The health services decentralization can improve the efficiency and quality of services and ensure equity in health care provided if it is accompanied by strong accountability mechanisms, evidence based planning, good financial management and effective human resources planning. Otherwise it will neither benefit the people nor lead to any positive outcome. However process of decentralization of health care services in Pakistan was started hurriedly.  The real situation on the ground was neither assessed nor analyzed. No in depth discussions were held among health professionals and policy makers. Provincial governments were not taken into confidence to see if their provincial health departments have the required capacity and enough resources to provide essential health care services to the people as per the international guidelines.

It was indeed a big and dicey step that was taken at a time when the entire country has plunged deep into turmoil.
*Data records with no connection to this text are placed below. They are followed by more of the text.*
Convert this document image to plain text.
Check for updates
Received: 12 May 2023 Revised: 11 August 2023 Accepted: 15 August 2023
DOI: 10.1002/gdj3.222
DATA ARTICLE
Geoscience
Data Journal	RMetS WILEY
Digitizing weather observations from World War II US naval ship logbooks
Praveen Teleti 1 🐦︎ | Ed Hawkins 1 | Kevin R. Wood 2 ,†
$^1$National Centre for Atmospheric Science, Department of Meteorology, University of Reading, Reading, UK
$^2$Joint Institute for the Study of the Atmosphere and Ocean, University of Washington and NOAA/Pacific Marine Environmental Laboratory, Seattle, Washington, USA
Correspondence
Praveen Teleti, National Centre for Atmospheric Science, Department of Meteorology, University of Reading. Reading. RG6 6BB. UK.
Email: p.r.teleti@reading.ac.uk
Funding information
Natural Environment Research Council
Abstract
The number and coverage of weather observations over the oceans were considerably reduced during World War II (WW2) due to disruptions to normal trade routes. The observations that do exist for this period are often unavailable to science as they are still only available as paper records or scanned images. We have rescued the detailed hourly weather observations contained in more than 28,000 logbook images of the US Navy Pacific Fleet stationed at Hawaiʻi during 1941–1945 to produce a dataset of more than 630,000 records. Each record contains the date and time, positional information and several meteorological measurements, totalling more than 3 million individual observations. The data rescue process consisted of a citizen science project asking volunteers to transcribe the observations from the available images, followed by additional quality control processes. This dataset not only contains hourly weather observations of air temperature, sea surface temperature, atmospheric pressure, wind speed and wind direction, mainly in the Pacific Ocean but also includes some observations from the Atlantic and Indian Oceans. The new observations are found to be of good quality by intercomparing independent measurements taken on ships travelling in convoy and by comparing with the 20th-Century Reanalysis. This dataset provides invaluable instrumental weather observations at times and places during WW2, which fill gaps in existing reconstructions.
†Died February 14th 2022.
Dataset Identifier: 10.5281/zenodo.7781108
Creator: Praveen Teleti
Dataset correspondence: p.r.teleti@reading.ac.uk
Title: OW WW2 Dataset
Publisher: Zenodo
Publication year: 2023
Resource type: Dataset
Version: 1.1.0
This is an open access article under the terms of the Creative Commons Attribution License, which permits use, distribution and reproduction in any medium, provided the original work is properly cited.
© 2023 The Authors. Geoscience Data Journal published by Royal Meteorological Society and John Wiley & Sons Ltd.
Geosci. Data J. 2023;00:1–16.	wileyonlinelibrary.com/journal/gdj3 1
Terrorism, target killing, corruption, political instability and financial crisis remain key and difficult challenges for the government to tackle with. Poor Provinces like Baluchistan  Gilgit Baltistan and Azad Kashmir do not have their own resources and are mostly dependent on the central government. How will the provincial governments provide quality health care services if they are not even self-sufficient and autonomous?

In the light of the current economic and political situation in Pakistan, the devolution of health services seems to be less practical and more problematic. It is neither improving the health status of the population nor building the capacity of the provincial health ministries. The health indicators are declining. The processes of making standardized health policies and national guidelines have come to a standstill. International health agencies, donors and non-governmental organizations are having a hard time fighting against infectious and non-infectious diseases because of unavailability of uniform policies and standardized national health guidelines, lack of a clear national vision for health and absence of a centralized regulator or institutional structure in Pakistan.

Lack of an effective financial management system at the provincial level has increased the health care costs. Due to poor monitoring mechanism, vaccine preventable and other communicable diseases like polio cases have resurfaced. The absence of strong accountability system at the provincial level has resulted in increased prevalence of substandard and counterfeit drugs. In January 2012, seventy patients of the Punjab Institute of Cardiology lost their lives after consuming substandard medicine and in November 2012, another eighteen people died after drinking a toxic cough syrup in Shahdra Town in Lahore.

In addition to this, the provincial health ministries are neither prepared nor have the required resources to cope with emergencies if an epidemic or a natural disaster strikes their region.  The outbreak of dengue fever in Lahore Punjab in 2011 and the Attabad Lake disaster in Gilgit Baltistan in 2010 are the two worst incidents that the nation has witnessed in the last few years. Even today, 25,000 people in Gojal Hunza do not have access to formal emergency medical services.  Who is to blame for the situation as the central government has transferred its power to the provincial government and the provincial government points the finger at the central government for not providing it with enough resources? I honestly believe that the blame game will neither end nor the country’s health situation will improve until the federal government steps in and assists the provincial health ministries by establishing a central health ministry or similar regulatory authority in Islamabad.